SVR12 rates among patients receiving the study medication were comparable for genotype 1a and 1b (96.0% vs 96.7%). All cases of virological failure in the study occurred after the completion of treatment: 7 patients experienced a viral breakthrough between 2 and 8 weeks after completing treatment; 6 of these viral breakthroughs occurred in patients who had been null responders to previous treatment.
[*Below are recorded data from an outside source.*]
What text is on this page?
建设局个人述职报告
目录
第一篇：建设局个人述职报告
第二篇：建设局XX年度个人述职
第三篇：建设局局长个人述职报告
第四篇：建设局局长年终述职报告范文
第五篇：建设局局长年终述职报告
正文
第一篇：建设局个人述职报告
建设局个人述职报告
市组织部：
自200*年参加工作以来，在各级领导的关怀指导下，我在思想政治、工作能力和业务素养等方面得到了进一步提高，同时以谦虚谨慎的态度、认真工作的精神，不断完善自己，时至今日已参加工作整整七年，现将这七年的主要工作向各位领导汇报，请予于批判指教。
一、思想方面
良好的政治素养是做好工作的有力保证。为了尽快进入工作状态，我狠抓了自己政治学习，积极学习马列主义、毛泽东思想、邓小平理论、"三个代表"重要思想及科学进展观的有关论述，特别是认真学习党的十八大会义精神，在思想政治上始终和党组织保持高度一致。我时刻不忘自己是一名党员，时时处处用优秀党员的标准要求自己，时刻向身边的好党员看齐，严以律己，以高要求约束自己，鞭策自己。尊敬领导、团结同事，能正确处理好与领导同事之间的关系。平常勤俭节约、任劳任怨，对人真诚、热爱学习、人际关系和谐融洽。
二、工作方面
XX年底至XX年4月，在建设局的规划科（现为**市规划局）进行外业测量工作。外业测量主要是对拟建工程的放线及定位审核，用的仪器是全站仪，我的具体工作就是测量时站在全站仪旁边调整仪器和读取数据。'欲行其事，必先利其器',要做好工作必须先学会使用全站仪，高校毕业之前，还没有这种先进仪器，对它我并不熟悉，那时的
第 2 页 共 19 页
The only adverse event that occurred more frequently in the investigational therapy arm was pruritus (itching), which was reported by 13.8% of patients in the treatment arm and 5.2% of those receiving the placebo. Only 1% of patients receiving the investigational combination discontinued therapy early. These 3 discontinuations were due to elevated liver enzymes (ALT/AST), severe diarrhea, and kidney failure that occurred on the first day of treatment (this case was considered unconnected to the investigational therapy).

There was no significant difference in the development of laboratory abnormalities. Less than 5% of patients developed anemia as a consequence of ribavirin treatment, and no patient developed anemia that was severe enough to require erythropoietin treatment in order to restore hemoglobin to normal levels.

Questioned about the extent to which patients were excluded from the study due to potentially hazardous drug-drug interactions related to ritonavir (an inhibitor of CYP3A4, a liver enzyme involved in the metabolism of numerous medicines), Zeuzem said that the incidence was likely to have been "a very low 1-digit percentage." He argued that the main issue regarding ritonavir-related drug interactions was the need for medical education to ensure that physicians, especially hepatologists unfamiliar with ritonavir, understand the potential interactions. Zeuzem pointed out that some of the drugs that interact with ritonavir, such as statins, could be safely interrupted for 12 weeks, or patients could be switched to alternative drugs that do not have problematic interactions with ritonavir.

AbbVie's 3-drug combination is due to be submitted for marketing approval in the U.S. and European Union imminently, and the company hopes to achieve U.S. Food and Drug Administration marketing approval before the end of 2014.

4/10/14

Reference

S Zeuzem, I Jacobson, T Baykal et al. SAPPHIRE II: phase 3 placebo-controlled study of interferon-free, 12-week regimen of ABT-450/ABT-267, ABT-333, and ritonavir in treatment-experienced adults with hepatitis C genotype 1. 49th Annual Meeting of the European Association for the Study of the Liver (EASL 2014). London, April 9-13, 2014. Abstract 01.